Die politische Entwicklung nach der deutschen Einheit und der Umbruch in Osteuropa hatten dem Schriftsteller und Jazzliebhaber eine Zeit lang die "rhetorische Rednersuada" verschlagen. "Ich habe mich in Prosa fast überhaupt nicht zu den deutschen Dingen geäußert, weil diese irrationalen Vorgänge für mich in nüchterner Prosa nicht mehr zugänglich waren. Ich habe viel Zorn, Wut, Verzweiflung, Sarkasmus und Ironie auf Gedichte verwendet, die sich damit weniger ins Benehmen als ins Unbenehmen setzen", sagte der 1993 mit dem Büchnerpreis ausgezeichnete Dichter. Rühmkorf war sicher: "Es hat das Verfassen von Kunst auf allen Ebenen etwas mit Therapie, vor allem aber etwas mit Kompensation zu tun."
Zwischen Ordinärem und Bildungszitaten
Der hagere Autor, der
alle Nuancen der Sprache kannte, das Ordinäre ebenso wie das Bildungszitat,
und in feinsinnig ausgetüftelten, oft schnodderig klingenden Wortspielen das
Schwere leicht machte, litt als Jugendlicher unter pubertärer Magersucht.
"Bestimmte Anfechtbarkeiten auf dem gesamten psychosomatischen Gebiet haben
sich erhalten - der schwache Magen, schlechter Schlaf und Angst, die sich
als Atemnot bis zu Erstickungsanfällen steigern kann", verriet der sensible
Autor einmal. Rühmkorf selber nannte sich einen "autonom herausgebildeten
Atheisten aus Widerstand gegen das christliche Mutterhaus".

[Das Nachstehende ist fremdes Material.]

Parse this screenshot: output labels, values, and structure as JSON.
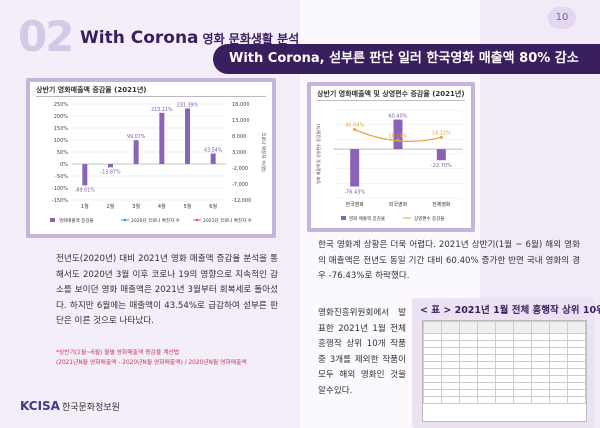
{
  "page": {
    "section_number": "02",
    "section_title": "With Corona",
    "section_subtitle": "영화 문화생활 분석",
    "page_number": "10",
    "headline": "With Corona, 섣부른 판단 일러 한국영화 매출액 80% 감소"
  },
  "chart_data": [
    {
      "type": "bar",
      "title": "상반기 영화매출액 증감율 (2021년)",
      "categories": [
        "1월",
        "2월",
        "3월",
        "4월",
        "5월",
        "6월"
      ],
      "series": [
        {
          "name": "영화매출액 증감율",
          "type": "bar",
          "axis": "left",
          "values": [
            -89.01,
            -13.87,
            99.07,
            213.21,
            231.39,
            43.54
          ]
        },
        {
          "name": "2020년 코로나 확진자 수",
          "type": "line",
          "axis": "right",
          "values": [
            null,
            null,
            null,
            null,
            null,
            null
          ]
        },
        {
          "name": "2021년 코로나 확진자 수",
          "type": "line",
          "axis": "right",
          "values": [
            null,
            null,
            null,
            null,
            null,
            null
          ]
        }
      ],
      "data_labels": [
        "-89.01%",
        "-13.87%",
        "99.07%",
        "213.21%",
        "231.39%",
        "43.54%"
      ],
      "ylim": [
        -150,
        250
      ],
      "yticks": [
        "250%",
        "200%",
        "150%",
        "100%",
        "50%",
        "0%",
        "-50%",
        "-100%",
        "-150%"
      ],
      "y2ticks": [
        "18,000",
        "13,000",
        "8,000",
        "3,000",
        "-2,000",
        "-7,000",
        "-12,000"
      ],
      "y2label": "코로나 확진자 수(명)",
      "legend_position": "bottom",
      "colors": {
        "bar": "#8a63b8",
        "line2020": "#4a90d9",
        "line2021": "#d9534f"
      }
    },
    {
      "type": "bar",
      "title": "상반기 영화매출액 및 상영편수 증감율 (2021년)",
      "categories": [
        "한국영화",
        "외국영화",
        "전체영화"
      ],
      "series": [
        {
          "name": "영화 매출액 증감율",
          "type": "bar",
          "values": [
            -76.43,
            60.4,
            -22.7
          ]
        },
        {
          "name": "상영편수 증감율",
          "type": "line",
          "values": [
            40.04,
            18.1,
            24.12
          ]
        }
      ],
      "bar_labels": [
        "-76.43%",
        "60.40%",
        "-22.70%"
      ],
      "line_labels": [
        "40.04%",
        "18.10%",
        "24.12%"
      ],
      "ylabel": "영화 매출액 및 상영편수 증감율(%)",
      "legend_position": "bottom",
      "colors": {
        "bar": "#8a63b8",
        "line": "#e8a23a"
      }
    }
  ],
  "left_text": "전년도(2020년) 대비 2021년 영화 매출액 증감율 분석을 통해서도 2020년 3월 이후 코로나 19의 영향으로 지속적인 감소를 보이던 영화 매출액은 2021년 3월부터 회복세로 돌아섰다.  하지만 6월에는 매출액이 43.54%로 급감하여 섣부른 판단은 이른 것으로 나타났다.",
  "notes": [
    "*상반기(1월~6월) 월별 영화매출액 증감율 계산법",
    "(2021년N월 영화매출액 - 2020년N월 영화매출액) / 2020년N월 영화매출액"
  ],
  "right_text_1": "한국 영화계 상황은 더욱 어렵다. 2021년 상반기(1월 ~ 6월) 해외 영화의 매출액은 전년도 동일 기간 대비 60.40% 증가한 반면 국내 영화의 경우 -76.43%로 하락했다.",
  "right_text_2": "영화진흥위원회에서 발표한 2021년 1월 전체 흥행작 상위 10개 작품 중 3개를 제외한 작품이 모두 해외 영화인 것을 알수있다.",
  "table_title": "< 표 > 2021년 1월 전체 흥행작 상위 10위",
  "logo": {
    "mark": "KCISA",
    "name": "한국문화정보원"
  }
}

Schreiben war für den unehelichen Sohn einer evangelischen Pfarrerstochter und eines reisenden Puppenspielers, den er nie kennengelernt hat, etwas Magisches. "Das Schreiben ist eine Art von Selbstverdoppelung. Man stellt Schatten von sich her, ein zweites Ich, an dem man sich auch aufrecht hält. Eigentlich möchte man immer ein ideales Ich von sich selbst verfassen." Und so war ihm Schreiben wohl auch ein Mittel gegen Angst und Unsicherheitsgefühle: "Wenn man merkt, dass es wieder auf so ein ideales Ich zuläuft und ein Gedicht sich vervollständigt und ein Aufsatz sich rundet, dann ist man außerordentlich erhoben und hat gerade der Angst entgegengesetzte Grandiositätsgefühle."
Gedichte waren für Rühmkorf "ein Klangkörper, der etwas ausdrückt, eine Naturgebärde, ein Naturprodukt wie eine Krankheit oder ein Traum". Der Autor, der sich selber gerne einen Jäger und Sammler nannte, hatte in seinem Arbeitszimmer mit Blick auf die Elbe Kisten voller Zettel mit spontan festgehaltenen Eindrücken. "Das eine ist die Inspiration. Auf die hat man keinen Einfluss. Da fliegt einem eben unberechenbar etwas zu, so wie Sternschnuppen aus dem Sternbild der Lyra."